On Wed, Feb 12, 2014 at 10:31:51PM +0100, spir wrote:
> On 02/12/2014 10:14 PM, Steven D'Aprano wrote:

> >The first thing to notice is that by the logic of the task, each flip
> >must be either a Head or a Tail, so the number of Heads and the number
> >of Tails should always add up to the number of flips. So you don't need
> >to record all three variables, you only need two of them.
[...]

> * That one needs only to count one eveny kind is accidental, just because 
> there are here only 2 event kinds, so that number of tails+heads=flips.

That is not accidental. That is fundamental to the idea of tossing a 
coin to get Heads or Tails. Even if you generalise to more than two 
different events, the sum of each event equals the total number of 
events. Unless you are forgetting to count some events, or counting 
other events twice, how can it be otherwise?


> In 
> the general case, Marc's solution to count each even kind is just right. 

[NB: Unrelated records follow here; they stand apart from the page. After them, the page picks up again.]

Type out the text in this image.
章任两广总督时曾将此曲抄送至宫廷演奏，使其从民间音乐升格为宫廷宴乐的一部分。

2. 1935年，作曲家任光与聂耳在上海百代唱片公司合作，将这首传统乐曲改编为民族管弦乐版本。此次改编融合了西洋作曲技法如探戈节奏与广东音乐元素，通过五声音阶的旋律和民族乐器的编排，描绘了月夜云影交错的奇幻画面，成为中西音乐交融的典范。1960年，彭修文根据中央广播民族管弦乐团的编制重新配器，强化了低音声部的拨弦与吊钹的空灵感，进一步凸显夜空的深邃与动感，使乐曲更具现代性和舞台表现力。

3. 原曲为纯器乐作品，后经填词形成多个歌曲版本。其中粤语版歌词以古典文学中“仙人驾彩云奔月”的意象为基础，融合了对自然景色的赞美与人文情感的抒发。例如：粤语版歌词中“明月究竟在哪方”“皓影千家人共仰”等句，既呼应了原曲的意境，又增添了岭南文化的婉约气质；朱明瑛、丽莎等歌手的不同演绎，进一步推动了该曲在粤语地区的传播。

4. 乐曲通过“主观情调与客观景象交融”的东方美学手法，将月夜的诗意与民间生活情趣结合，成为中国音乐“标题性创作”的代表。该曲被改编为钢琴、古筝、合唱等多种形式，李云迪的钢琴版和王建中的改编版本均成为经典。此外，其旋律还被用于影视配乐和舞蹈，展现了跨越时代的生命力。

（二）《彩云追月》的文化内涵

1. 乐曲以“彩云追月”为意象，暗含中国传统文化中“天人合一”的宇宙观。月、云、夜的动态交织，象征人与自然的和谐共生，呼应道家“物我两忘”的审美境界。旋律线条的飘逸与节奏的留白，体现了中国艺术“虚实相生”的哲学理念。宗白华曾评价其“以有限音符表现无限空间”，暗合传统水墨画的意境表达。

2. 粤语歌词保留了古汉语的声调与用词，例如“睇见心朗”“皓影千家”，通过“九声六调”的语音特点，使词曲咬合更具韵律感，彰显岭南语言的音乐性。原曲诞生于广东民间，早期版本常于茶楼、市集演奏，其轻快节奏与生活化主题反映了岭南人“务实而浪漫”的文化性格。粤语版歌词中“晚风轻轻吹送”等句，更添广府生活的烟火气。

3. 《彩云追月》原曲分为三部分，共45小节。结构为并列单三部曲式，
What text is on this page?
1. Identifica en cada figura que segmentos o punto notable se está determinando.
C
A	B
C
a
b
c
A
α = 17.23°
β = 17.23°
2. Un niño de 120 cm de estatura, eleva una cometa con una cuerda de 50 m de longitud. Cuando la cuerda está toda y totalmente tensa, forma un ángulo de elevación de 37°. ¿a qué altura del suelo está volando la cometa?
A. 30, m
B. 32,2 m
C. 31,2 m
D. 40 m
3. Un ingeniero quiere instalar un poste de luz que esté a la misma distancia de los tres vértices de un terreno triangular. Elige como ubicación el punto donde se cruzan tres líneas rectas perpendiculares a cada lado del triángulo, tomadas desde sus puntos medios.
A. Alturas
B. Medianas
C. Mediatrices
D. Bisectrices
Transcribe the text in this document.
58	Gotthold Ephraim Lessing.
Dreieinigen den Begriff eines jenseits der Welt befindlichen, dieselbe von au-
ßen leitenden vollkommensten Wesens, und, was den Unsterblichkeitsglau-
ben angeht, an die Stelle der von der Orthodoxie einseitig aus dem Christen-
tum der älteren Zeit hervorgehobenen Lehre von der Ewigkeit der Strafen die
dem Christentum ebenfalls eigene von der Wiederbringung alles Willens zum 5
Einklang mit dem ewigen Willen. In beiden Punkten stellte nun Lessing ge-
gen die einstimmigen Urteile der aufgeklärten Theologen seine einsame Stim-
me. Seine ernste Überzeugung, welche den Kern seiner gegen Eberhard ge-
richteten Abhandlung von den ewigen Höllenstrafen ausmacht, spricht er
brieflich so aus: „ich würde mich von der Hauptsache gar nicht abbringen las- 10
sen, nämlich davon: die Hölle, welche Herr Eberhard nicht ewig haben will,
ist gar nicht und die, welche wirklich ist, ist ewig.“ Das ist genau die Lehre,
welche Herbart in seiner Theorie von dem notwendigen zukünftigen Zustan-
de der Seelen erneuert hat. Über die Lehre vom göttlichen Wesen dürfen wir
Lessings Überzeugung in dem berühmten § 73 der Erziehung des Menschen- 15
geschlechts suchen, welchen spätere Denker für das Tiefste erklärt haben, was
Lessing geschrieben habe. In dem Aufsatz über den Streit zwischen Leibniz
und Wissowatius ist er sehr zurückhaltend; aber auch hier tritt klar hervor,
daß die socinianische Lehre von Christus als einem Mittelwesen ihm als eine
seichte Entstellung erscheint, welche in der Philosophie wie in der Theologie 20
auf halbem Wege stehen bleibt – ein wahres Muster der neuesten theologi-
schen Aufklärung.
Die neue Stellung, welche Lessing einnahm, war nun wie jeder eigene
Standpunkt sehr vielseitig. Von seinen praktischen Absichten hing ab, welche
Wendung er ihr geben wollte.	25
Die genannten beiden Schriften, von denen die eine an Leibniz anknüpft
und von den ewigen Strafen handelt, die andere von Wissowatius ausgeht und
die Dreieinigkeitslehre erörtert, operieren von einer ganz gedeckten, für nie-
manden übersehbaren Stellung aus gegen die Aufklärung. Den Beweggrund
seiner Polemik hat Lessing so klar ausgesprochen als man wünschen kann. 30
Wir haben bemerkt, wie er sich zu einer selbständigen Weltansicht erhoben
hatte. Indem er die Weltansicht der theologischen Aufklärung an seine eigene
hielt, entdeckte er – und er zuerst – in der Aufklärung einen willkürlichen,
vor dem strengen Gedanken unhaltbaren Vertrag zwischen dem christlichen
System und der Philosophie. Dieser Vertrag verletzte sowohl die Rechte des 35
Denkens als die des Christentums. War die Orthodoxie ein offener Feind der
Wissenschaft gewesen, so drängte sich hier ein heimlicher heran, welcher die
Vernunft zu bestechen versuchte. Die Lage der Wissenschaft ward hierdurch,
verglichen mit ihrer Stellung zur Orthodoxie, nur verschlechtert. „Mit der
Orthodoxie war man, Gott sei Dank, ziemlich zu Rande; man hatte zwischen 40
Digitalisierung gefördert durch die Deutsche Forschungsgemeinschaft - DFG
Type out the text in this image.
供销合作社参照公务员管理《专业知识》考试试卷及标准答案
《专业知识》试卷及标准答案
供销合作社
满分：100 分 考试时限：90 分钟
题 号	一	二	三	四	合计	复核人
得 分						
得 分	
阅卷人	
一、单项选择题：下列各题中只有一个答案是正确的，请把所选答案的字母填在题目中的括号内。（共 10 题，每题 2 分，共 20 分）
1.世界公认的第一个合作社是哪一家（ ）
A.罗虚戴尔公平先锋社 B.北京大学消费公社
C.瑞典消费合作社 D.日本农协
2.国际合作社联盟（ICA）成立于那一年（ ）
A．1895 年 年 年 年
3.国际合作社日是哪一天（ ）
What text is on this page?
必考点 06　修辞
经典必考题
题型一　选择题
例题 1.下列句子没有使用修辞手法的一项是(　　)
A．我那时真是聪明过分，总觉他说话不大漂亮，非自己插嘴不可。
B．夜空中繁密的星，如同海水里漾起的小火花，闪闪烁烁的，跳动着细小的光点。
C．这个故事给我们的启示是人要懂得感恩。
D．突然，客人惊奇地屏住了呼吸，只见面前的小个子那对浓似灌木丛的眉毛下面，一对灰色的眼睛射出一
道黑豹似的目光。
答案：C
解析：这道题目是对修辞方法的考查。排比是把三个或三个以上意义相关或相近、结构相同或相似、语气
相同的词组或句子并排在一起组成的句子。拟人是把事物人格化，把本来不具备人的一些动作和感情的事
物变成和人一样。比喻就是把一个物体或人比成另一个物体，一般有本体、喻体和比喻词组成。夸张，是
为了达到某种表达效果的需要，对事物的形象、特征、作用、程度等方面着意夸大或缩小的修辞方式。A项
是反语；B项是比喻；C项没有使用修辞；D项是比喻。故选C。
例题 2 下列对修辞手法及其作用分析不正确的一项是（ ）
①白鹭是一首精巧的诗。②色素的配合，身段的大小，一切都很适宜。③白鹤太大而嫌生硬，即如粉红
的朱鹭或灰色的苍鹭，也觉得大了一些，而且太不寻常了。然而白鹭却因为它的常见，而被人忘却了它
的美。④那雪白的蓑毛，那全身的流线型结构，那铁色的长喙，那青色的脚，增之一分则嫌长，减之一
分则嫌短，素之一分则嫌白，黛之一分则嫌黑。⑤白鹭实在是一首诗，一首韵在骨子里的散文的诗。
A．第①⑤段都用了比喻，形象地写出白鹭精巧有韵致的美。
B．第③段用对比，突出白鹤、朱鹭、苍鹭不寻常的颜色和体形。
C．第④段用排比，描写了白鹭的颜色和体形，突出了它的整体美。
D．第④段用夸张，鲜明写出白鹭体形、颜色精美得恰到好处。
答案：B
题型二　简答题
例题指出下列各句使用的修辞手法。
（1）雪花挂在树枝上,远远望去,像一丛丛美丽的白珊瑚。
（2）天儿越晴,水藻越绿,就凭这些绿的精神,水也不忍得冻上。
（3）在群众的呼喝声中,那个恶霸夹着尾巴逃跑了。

In the *general case* of counting events that occur in N different 
kinds, the total number of events is equal to the sum of each count. So 
if there are six different events, plus the total:

heads
tails
hearts
spades
diamonds
clubs
total

you don't need to record all seven counts (although of course you can if 
you wish) but just six of them, and work out the seventh:

total = sum of heads, tails, hearts, spades, diamonds and clubs

or

heads = total - sum of tails, hearts, spades, diamonds and clubs
    
for example. In the language of statistics, we say that there are six 
degrees of freedom here (the six kinds of events) but seven variables. 
Any one of those variables is completely determined by the other six.


> [To compare, there are people using bools to represent 2 distinct cases (eg 
> black & white in a chass game), and it's conceptually wrong: white is not 
> not(black).]

Of course it is. If x ∈ {White, Black}, then if x is not White, then it 
must be Black. There are no other options. There is a one:one 
correspondence between any two-element set and {White, Black}:


white, black = ChessColour("white"), ChessColour("black")
white, black = "white", "black"
white, black = 0, 255
white, black = 255, 0
white, black = -1, 1
white, black = True, False

whichever solution makes your code simpler, more efficient, more easily 
understood, etc.



-- 
Steven